Coming back to the impact of COVID-19...
A survey conducted by Policybazaar revealed that there is a 40% uptick in demand for the higher sum insured policies (of more than ₹25 lakhs) in the past financial year. A large majority of these people are the ones who ported their low sum-insured plans (between ₹5-10 lakhs) to higher sum-insured plans. About 35% of customers, between the age group of 18-40 years, now hold ₹1 crore health cover plans.
A measure allowing an EMI option for purchasing insurance policies, introduced by the IRDAI last year, has also been positively embraced by the customers. Health insurers have been asked to approve and settle cashless COVID-19 treatment claims within 60 minutes, to prevent delays in the discharge of patients, therefore allowing accommodation and treatment of maximum possible patients in public, private and makeshift hospitals. All these proactive measures have boosted the health insurance sector, which has in the past year recorded the highest ever premiums collected and maximum claims ever made and settled.
Undeniably, the pandemic has brought about some tectonic shifts in the insurance sector. Another such lasting impact is the massive shift towards digitalisation. Today, any industry devoid of technology would be labelled as outmoded. Thus in this era of digital disruption, the insurance industry has been compelled to reimagine itself, integrate digital technologies in traditional processes to improve efficiency and deliver an enriching customer experience by interacting, understanding and solving problems of the target audiences, digitally.

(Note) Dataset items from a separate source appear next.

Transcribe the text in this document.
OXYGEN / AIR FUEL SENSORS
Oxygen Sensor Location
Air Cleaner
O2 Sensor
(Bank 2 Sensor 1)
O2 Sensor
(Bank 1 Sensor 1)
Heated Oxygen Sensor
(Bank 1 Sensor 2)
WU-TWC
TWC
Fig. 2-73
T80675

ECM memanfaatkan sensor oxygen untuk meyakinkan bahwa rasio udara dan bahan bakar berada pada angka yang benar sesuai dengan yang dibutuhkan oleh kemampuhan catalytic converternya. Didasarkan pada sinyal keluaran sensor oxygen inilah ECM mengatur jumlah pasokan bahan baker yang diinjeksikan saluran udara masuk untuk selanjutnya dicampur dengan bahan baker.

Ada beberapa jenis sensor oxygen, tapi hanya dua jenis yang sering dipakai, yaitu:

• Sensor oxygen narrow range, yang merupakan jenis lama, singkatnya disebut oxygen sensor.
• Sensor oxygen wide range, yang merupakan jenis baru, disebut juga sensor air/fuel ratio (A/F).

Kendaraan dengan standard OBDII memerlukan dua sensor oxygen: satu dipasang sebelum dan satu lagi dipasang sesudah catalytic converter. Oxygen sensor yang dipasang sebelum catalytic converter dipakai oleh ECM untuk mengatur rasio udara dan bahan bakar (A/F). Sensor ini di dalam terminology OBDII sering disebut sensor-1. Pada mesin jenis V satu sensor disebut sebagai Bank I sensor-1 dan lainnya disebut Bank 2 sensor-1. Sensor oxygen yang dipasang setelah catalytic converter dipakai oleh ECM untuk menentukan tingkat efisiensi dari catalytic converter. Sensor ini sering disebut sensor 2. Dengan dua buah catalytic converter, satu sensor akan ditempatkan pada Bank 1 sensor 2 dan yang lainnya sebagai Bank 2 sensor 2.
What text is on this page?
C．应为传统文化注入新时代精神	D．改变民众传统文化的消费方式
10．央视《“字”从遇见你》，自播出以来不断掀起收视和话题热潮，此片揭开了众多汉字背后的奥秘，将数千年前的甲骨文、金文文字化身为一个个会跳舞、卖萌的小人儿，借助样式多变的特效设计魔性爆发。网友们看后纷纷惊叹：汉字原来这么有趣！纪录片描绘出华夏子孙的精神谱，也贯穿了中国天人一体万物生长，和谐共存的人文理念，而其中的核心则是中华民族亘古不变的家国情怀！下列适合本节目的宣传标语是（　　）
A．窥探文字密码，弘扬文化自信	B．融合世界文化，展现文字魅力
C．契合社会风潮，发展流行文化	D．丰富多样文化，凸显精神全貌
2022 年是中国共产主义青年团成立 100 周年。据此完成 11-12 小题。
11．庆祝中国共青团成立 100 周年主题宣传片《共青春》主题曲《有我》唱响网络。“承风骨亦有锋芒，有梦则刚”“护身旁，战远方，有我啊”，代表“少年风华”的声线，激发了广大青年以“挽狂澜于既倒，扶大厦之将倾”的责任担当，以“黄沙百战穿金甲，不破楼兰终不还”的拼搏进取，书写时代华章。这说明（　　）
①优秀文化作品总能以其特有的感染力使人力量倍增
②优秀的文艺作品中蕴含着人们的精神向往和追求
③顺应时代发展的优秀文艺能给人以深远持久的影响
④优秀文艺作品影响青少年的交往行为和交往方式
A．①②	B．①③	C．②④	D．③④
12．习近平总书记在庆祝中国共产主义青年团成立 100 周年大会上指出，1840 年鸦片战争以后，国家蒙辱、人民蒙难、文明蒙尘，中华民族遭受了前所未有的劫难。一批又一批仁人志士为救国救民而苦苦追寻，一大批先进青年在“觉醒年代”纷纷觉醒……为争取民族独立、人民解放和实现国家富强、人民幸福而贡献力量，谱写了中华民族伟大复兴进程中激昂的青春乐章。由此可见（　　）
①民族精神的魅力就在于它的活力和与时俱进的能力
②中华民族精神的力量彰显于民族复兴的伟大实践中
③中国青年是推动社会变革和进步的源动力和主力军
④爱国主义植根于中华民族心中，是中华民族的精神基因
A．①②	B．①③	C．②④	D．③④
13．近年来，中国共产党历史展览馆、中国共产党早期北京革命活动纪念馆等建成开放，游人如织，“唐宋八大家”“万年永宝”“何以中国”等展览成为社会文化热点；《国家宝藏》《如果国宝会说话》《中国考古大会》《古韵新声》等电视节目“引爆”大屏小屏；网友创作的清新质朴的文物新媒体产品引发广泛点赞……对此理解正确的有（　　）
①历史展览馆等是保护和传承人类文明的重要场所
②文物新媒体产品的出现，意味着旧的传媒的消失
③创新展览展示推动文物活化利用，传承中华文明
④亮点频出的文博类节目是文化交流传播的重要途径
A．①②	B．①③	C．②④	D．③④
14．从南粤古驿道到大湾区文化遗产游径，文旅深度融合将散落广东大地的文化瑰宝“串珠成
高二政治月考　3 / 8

However, the overall picture is not altogether rosy. The industry is grappling to estimate the value of COVID-related claims to decide the premium costs. There are oodles of doubts around the treatment expenses for COVID-19. The claim costs for COVID are higher than any other infectious diseases the world has ever seen. Despite the regulators and insurers being excessively proactive, there is a multitude of doubts in the claim-settlement procedures, therefore leading to unpleasant customer experiences.
The future ahead…
The insurance industry has leant it the hard way that being data-driven is the new normal. Since most businesses are dealing with their worst times, IRDAI is expecting the demand for newer insurance policies like those for business interruption and cyber risks to rise shortly. It has formed an ‘Indian Pandemic Risk Tool’ to provide solutions for risks related to business continuity, reducing stress on individuals and dealing with issues of migrant labourers. Initially, their product will cater to MSMEs and will later be modified and enhanced as per need.
To sum up, only time will tell how long the impact of COVID-19 will last and whether it will truly transform the way this industry functions for the better. Will the insurers be able to retain their new customers while also walking the path of digitalisation - remains to be seen.